An investigation conducted by researchers at the University of Pittsburgh
School of Medicine found that academics serving on boards for companies were
compensated an average of $193,000 in 2013, and also held equity. In total, the
279 board members affiliated with an academic institution received more than
$54 million, and also owned 59 million shares of company stocks.
The investigation found that 180 of the companies (41 percent) had at least
one board member who held a high-level post at an academic institution. These
board members worked as full-time professors, trustees, chief executive
officers, vice presidents, presidents, provosts, chancellors and deans from a
total of 85 nonprofit and academic medical institutions in the U.S.
Under current guidelines laid out by the U.S. Physician
Sunshine Act—passed as part of the Affordable Care Act in 2010—all pharmaceutical and
medical device companies are required to report any payments made to physicians
and academic medical centers, including funding for research, travel,
honorariums, speaking fees, meals and educational items.

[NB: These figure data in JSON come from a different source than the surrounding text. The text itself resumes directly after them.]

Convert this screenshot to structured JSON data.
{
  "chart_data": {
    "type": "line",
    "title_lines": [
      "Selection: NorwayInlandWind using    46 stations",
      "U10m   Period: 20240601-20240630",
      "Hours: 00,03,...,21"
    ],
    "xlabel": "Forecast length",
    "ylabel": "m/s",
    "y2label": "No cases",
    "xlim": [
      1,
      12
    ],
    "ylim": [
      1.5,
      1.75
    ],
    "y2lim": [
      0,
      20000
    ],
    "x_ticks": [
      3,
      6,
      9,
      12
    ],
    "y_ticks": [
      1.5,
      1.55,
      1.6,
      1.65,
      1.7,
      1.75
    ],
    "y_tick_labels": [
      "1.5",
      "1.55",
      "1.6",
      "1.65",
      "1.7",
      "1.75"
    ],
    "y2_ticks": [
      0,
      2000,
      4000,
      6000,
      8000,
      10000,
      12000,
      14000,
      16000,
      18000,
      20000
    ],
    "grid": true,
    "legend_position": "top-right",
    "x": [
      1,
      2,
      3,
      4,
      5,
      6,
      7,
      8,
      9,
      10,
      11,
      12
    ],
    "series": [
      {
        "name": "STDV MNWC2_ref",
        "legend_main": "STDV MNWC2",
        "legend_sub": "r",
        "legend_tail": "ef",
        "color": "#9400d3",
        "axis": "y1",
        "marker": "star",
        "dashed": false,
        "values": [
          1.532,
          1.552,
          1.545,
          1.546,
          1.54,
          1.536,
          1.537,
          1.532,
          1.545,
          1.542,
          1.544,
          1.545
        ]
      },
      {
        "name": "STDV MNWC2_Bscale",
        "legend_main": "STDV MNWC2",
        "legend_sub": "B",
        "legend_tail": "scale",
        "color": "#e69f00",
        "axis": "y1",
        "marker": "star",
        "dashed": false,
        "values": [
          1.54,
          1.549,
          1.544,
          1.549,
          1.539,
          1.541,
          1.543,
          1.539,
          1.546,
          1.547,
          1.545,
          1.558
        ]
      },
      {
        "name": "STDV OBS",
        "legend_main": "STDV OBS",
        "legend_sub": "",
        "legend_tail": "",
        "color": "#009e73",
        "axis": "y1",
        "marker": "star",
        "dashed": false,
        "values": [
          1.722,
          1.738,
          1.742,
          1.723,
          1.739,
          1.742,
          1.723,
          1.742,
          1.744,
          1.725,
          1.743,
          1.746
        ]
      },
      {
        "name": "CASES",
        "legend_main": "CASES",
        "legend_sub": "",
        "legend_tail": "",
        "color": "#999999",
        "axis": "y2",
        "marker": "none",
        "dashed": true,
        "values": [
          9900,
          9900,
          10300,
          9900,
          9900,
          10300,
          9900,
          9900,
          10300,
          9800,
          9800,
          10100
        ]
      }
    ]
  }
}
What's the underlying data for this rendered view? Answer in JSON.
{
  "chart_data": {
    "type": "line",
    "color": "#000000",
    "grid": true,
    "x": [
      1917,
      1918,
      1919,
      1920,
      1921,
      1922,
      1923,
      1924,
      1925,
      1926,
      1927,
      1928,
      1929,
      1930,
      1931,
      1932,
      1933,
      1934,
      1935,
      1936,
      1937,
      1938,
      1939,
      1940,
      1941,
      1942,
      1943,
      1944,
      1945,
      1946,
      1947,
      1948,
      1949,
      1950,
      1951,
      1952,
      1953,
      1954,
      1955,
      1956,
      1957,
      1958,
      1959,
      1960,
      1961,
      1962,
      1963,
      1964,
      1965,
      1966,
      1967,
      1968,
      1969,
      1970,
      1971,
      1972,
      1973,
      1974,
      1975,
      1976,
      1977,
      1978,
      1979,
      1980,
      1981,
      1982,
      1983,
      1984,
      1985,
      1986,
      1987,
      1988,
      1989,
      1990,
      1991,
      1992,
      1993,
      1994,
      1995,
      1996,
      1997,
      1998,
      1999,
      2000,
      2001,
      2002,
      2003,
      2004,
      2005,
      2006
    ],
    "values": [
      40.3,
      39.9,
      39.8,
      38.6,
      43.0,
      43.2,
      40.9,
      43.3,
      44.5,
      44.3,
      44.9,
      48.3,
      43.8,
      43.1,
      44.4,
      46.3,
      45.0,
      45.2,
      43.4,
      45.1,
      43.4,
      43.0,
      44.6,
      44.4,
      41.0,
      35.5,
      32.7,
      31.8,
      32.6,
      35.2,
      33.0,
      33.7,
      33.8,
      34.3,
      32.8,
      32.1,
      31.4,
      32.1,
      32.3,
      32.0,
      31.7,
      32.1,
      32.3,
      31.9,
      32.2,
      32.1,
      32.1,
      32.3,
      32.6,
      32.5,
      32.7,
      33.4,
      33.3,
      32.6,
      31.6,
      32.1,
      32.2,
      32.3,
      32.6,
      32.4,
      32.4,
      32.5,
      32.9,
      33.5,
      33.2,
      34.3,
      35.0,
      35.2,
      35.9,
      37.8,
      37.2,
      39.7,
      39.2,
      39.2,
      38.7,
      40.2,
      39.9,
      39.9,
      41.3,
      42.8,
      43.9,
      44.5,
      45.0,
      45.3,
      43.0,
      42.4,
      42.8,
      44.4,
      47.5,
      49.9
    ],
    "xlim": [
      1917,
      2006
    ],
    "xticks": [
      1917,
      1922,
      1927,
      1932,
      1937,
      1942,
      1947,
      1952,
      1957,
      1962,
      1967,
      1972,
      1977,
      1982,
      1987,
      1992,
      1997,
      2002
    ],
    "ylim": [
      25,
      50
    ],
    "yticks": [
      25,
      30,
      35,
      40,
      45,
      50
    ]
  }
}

However, companies
aren’t required to report money that is paid to a board of directors.
"As our analysis shows, many academic leaders and professors in
medicine may have significant industry relationships not captured by the
Sunshine Act," Dr. Anderson, lead author of the analysis, said in a press
statement. "Often when we talk about conflicts of interest in medicine, we
are talking about physicians receiving pens and meals from sales
representatives. The stakes are much higher for the board members in our
study."
Many experts in the medical and science
fields question the ethics of any large financial transactions between
academics and big businesses that could potentially influence the direction of
research and public health, including much-needed funding for research. The
beverage industry has recently come under fire for funding scientific research
that argues drinking soda isn’t
bad for you. And earlier in September, BMJ reported that a number
of committee members tasked
with drawing up new U.S. dietary guidelines had received large sums of money
from food and health companies.
“[Integrity] must take precedence over individuals' compensation,” David
Rothman, professor at the Columbia College of Physicians and Surgeons,
said in a press statement. He warns that these high-paying board
positions may go beyond consulting and collaboration to something more
insidious.
The investigation was conducted by reviewing public disclosure statements
of all publicly traded U.S. health care companies listed on the NASDAQ and New
York Stock Exchange as of January 2014. The companies—442 in all—specialized in
pharmaceuticals, biotechnology, medical equipment and health care services.